Jewish memorials in Berlin
The Wannsee Conference House
Fifteen high-ranking Nazi officials met in this villa on the Wannsee Lake on January 20, 1942 to discuss the systematic murder of European Jews, which they termed the “Final Solution to the Jewish Question”. Today the house is a memorial that informs visitors about the unimaginable dimension of the genocide that was decided here.
Jewish memorials in Berlin
Track 17 Memorial
White roses on track 17 at Grunewald station remember the more than 50,000 Berlin Jews who were sent to their deaths from here. 186 steel plates show the date, destination and number of deportees. The first train went to the Litzmannstadt ghetto (Lodz, Poland) on October 18, 1941; the last train to the Sachsenhausen concentration camp on January 5, 1945.
Jewish memorials in Berlin
Otto Weidt’s Workshop for the Blind
Today, the Hackesche Höfe in Berlin Mitte are mentioned in every travel guide. They are a backyard labyrinth in which many Jewish people lived and worked — for example in the brush factory of the German entrepreneur Otto Weidt. During the Nazi era he employed many blind and deaf Jews and saved them from deportation and death. The workshop of the blind is now a museum.
Jewish memorials in Berlin
Fashion Center Hausvogteiplatz
The heart of Berlin’s fashion metropolis once beat here. A memorial sign made of high mirrors recalls the Jewish fashion designers and stylists who made clothes for the whole of Europe at Hausvogteiplatz. The National Socialists expropriated the Jewish owners and handed over the fashion stores to Aryan employees.
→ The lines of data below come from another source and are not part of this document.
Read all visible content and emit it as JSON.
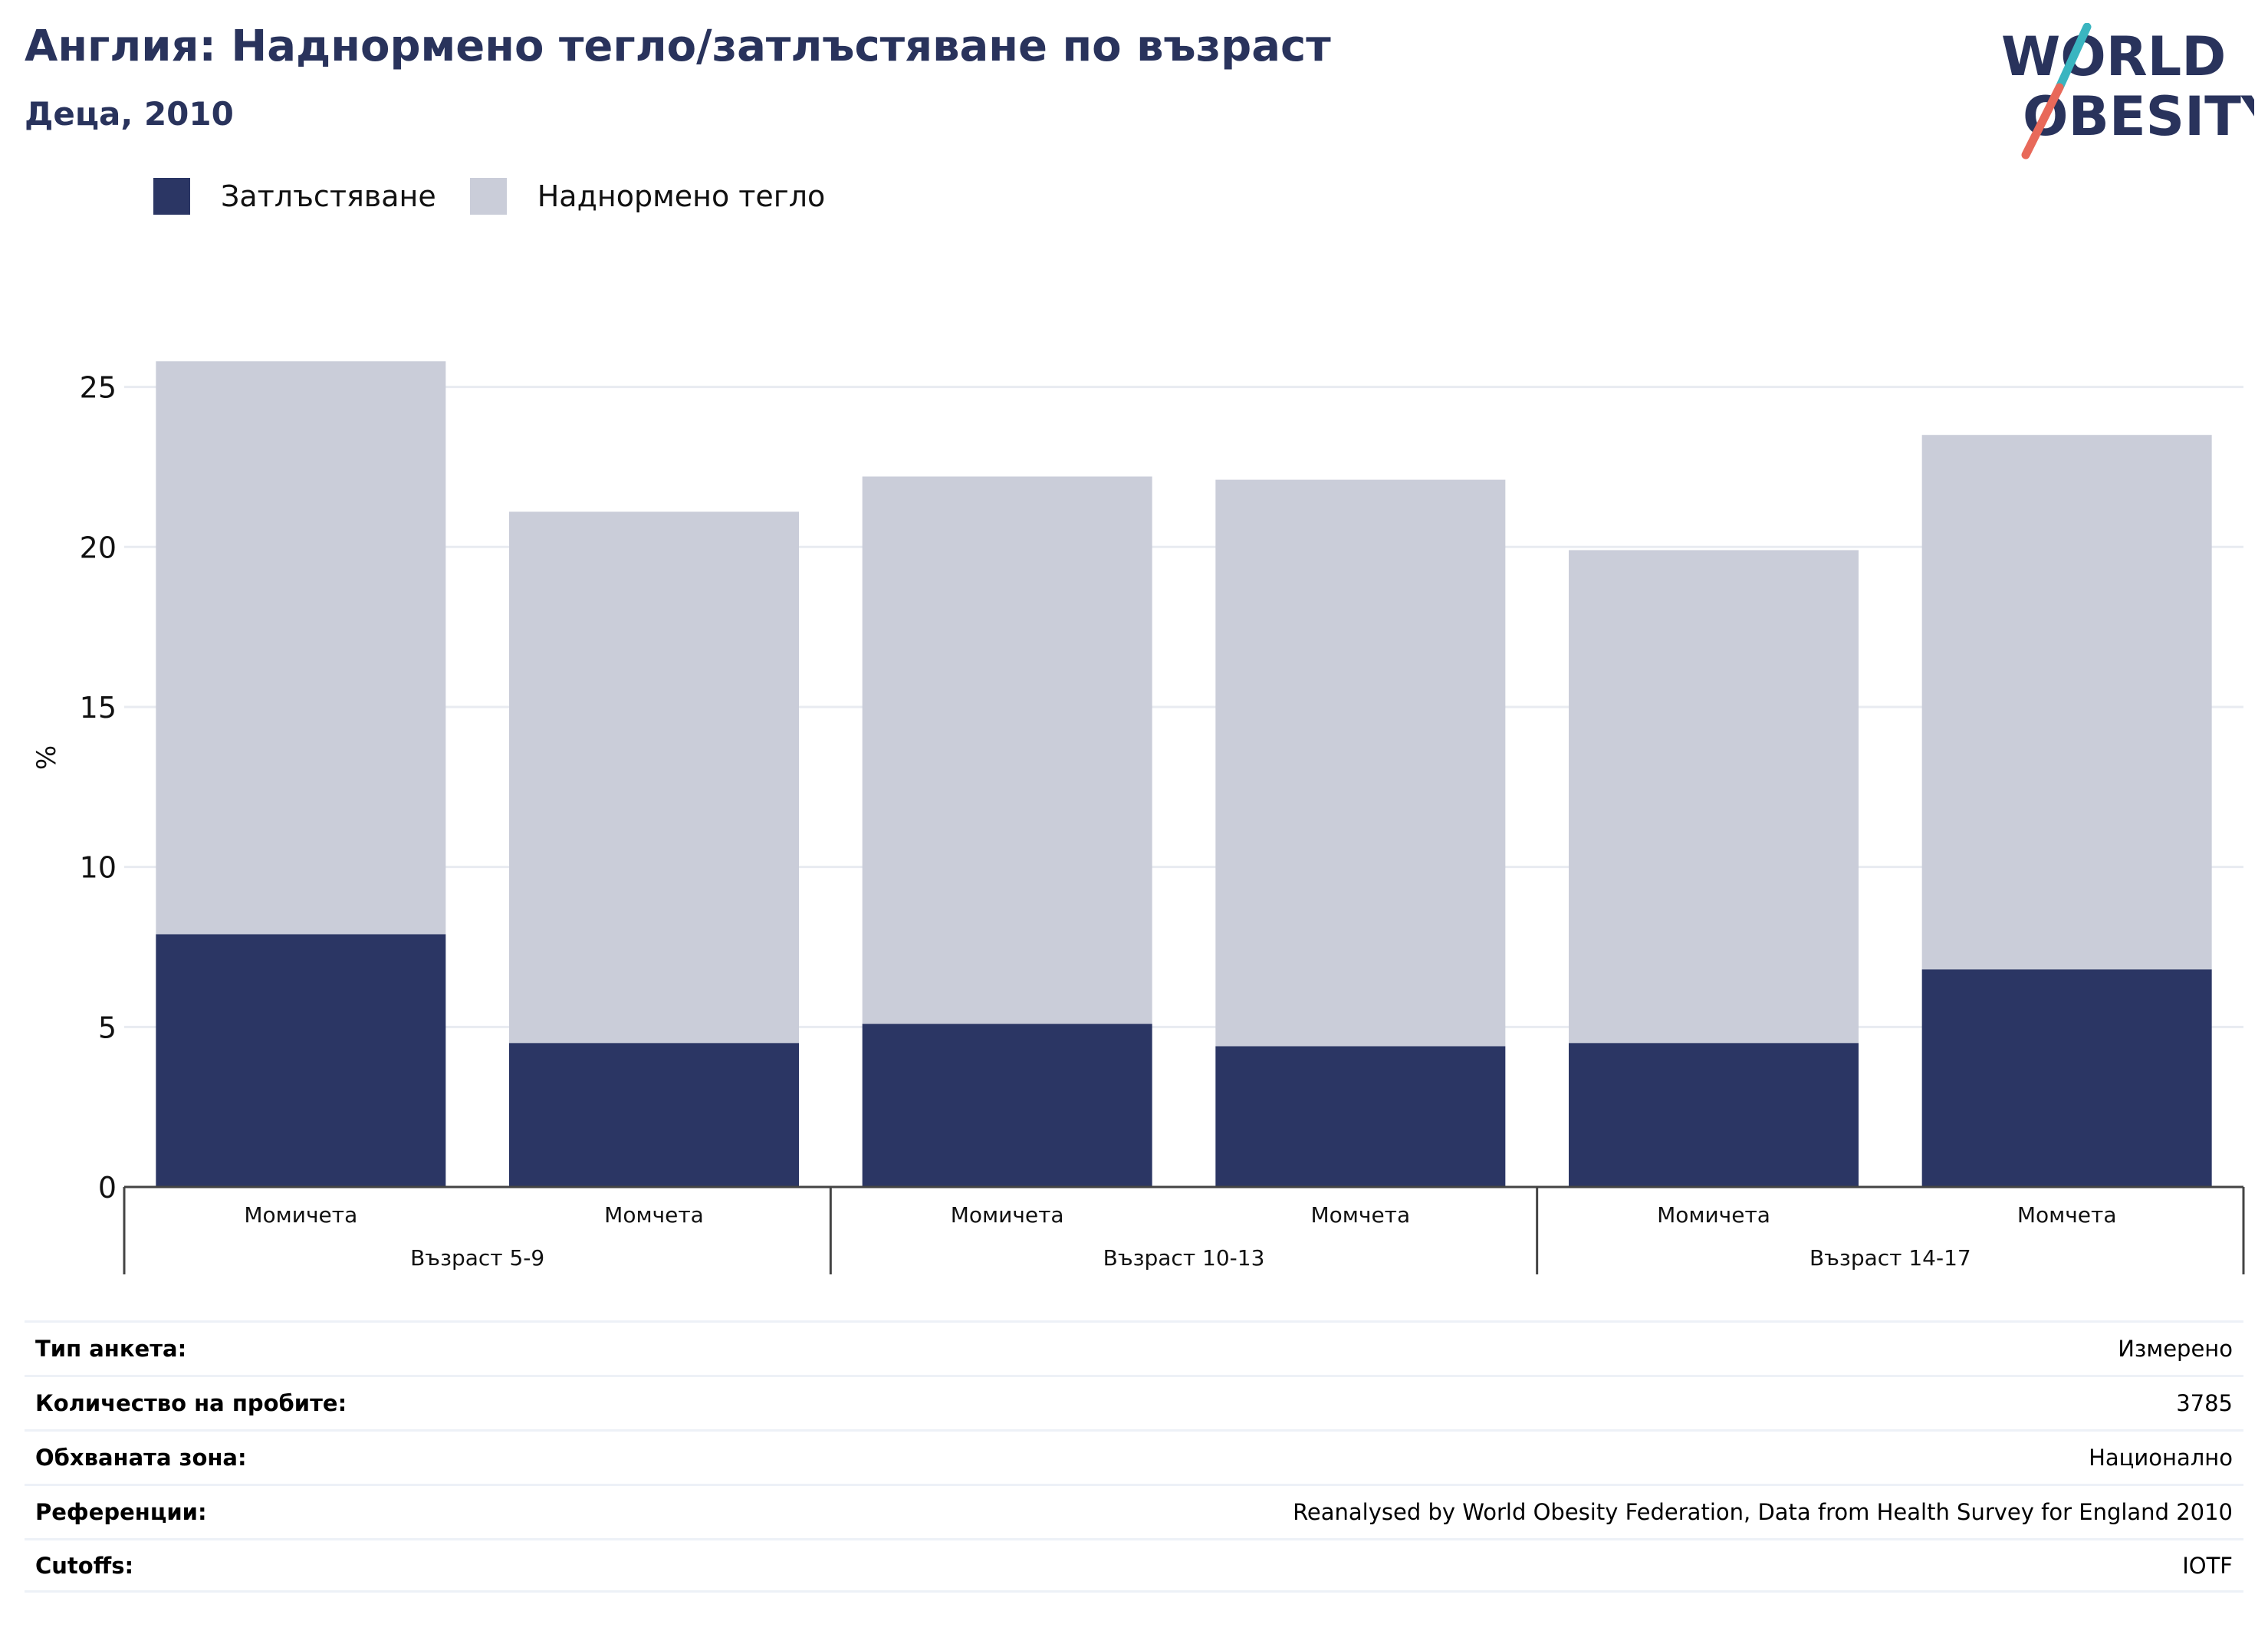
{
  "header": {
    "title": "Англия: Наднормено тегло/затлъстяване по възраст",
    "subtitle": "Деца, 2010"
  },
  "logo": {
    "line1": "WORLD",
    "line2": "OBESITY",
    "colors": {
      "text": "#29335c",
      "slash_top": "#3ab5c0",
      "slash_bottom": "#e8695a"
    }
  },
  "legend": [
    {
      "label": "Затлъстяване",
      "color": "#2b3664"
    },
    {
      "label": "Наднормено тегло",
      "color": "#cacdd9"
    }
  ],
  "chart_data": {
    "type": "bar",
    "stacked": true,
    "ylabel": "%",
    "ylim": [
      0,
      26.5
    ],
    "yticks": [
      0,
      5,
      10,
      15,
      20,
      25
    ],
    "grid": true,
    "legend_position": "top-left",
    "categories": [
      "Момичета",
      "Момчета",
      "Момичета",
      "Момчета",
      "Момичета",
      "Момчета"
    ],
    "groups": [
      {
        "label": "Възраст 5-9",
        "categories": [
          0,
          1
        ]
      },
      {
        "label": "Възраст 10-13",
        "categories": [
          2,
          3
        ]
      },
      {
        "label": "Възраст 14-17",
        "categories": [
          4,
          5
        ]
      }
    ],
    "series": [
      {
        "name": "Затлъстяване",
        "color": "#2b3664",
        "values": [
          7.9,
          4.5,
          5.1,
          4.4,
          4.5,
          6.8
        ]
      },
      {
        "name": "Наднормено тегло",
        "color": "#cacdd9",
        "values": [
          17.9,
          16.6,
          17.1,
          17.7,
          15.4,
          16.7
        ]
      }
    ]
  },
  "info": [
    {
      "label": "Тип анкета:",
      "value": "Измерено"
    },
    {
      "label": "Количество на пробите:",
      "value": "3785"
    },
    {
      "label": "Обхваната зона:",
      "value": "Национално"
    },
    {
      "label": "Референции:",
      "value": "Reanalysed by World Obesity Federation, Data from Health Survey for England 2010"
    },
    {
      "label": "Cutoffs:",
      "value": "IOTF"
    }
  ]
}
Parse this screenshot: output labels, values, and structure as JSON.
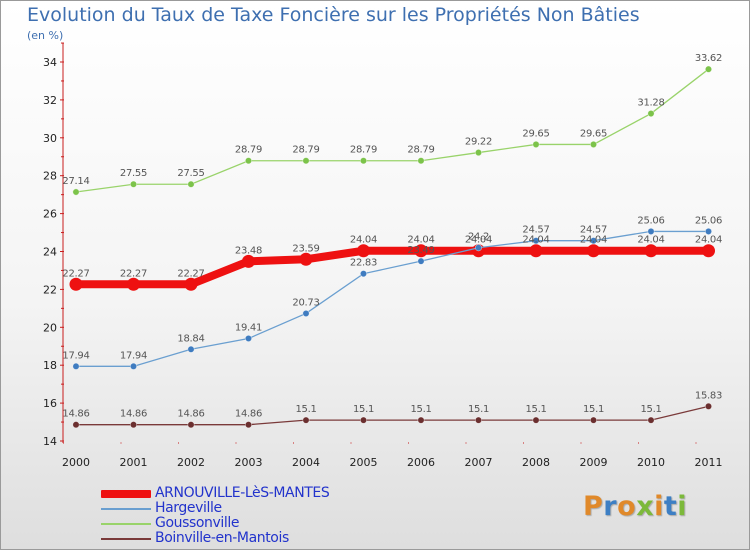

Berlin’s fashion center was irretrievably destroyed during the Second World War.
Jewish memorials in Berlin
Memorial at Koppenplatz
Before the Holocaust, 173,000 Jews lived in Berlin; in 1945 there were only 9,000. The monument “Der verlassene Raum” (The Deserted Room) is located in the middle of the Koppenplatz residential area in Berlin’s Mitte district. It is a reminder of the Jewish citizens who were taken from their homes without warning and never returned.
Jewish memorials in Berlin
The Jewish Museum
Architect Daniel Libeskind chose a dramatic design: viewed from above, the building looks like a broken Star of David. The Jewish Museum is one of the most visited museums in Berlin, offering an overview of the turbulent centuries of German Jewish history.
Jewish memorials in Berlin
Weissensee Jewish Cemetery
There are still eight remaining Jewish cemeteries in Berlin, the largest of them in the Weissensee district. With over 115,000 graves, it is the largest Jewish cemetery in Europe. Many persecuted Jews hid in the complex premises during the Nazi era. On May 11, 1945, only three days after the end of the Second World War, the first postwar Jewish funeral service was held here.
Jewish memorials in Berlin
The New Synagogue
When the New Synagogue on Oranienburger Strasse was first consecrated in 1866 it was considered the largest and most magnificent synagogue in Germany. The only one of Berlin’s 13 synagogues to survive the Kristallnacht pogroms, it later burned down due to Allied bombs. It was reconstructed and opened again in 1995. Since then, the 50-meter-high golden dome once again dominates Berlin’s cityscape.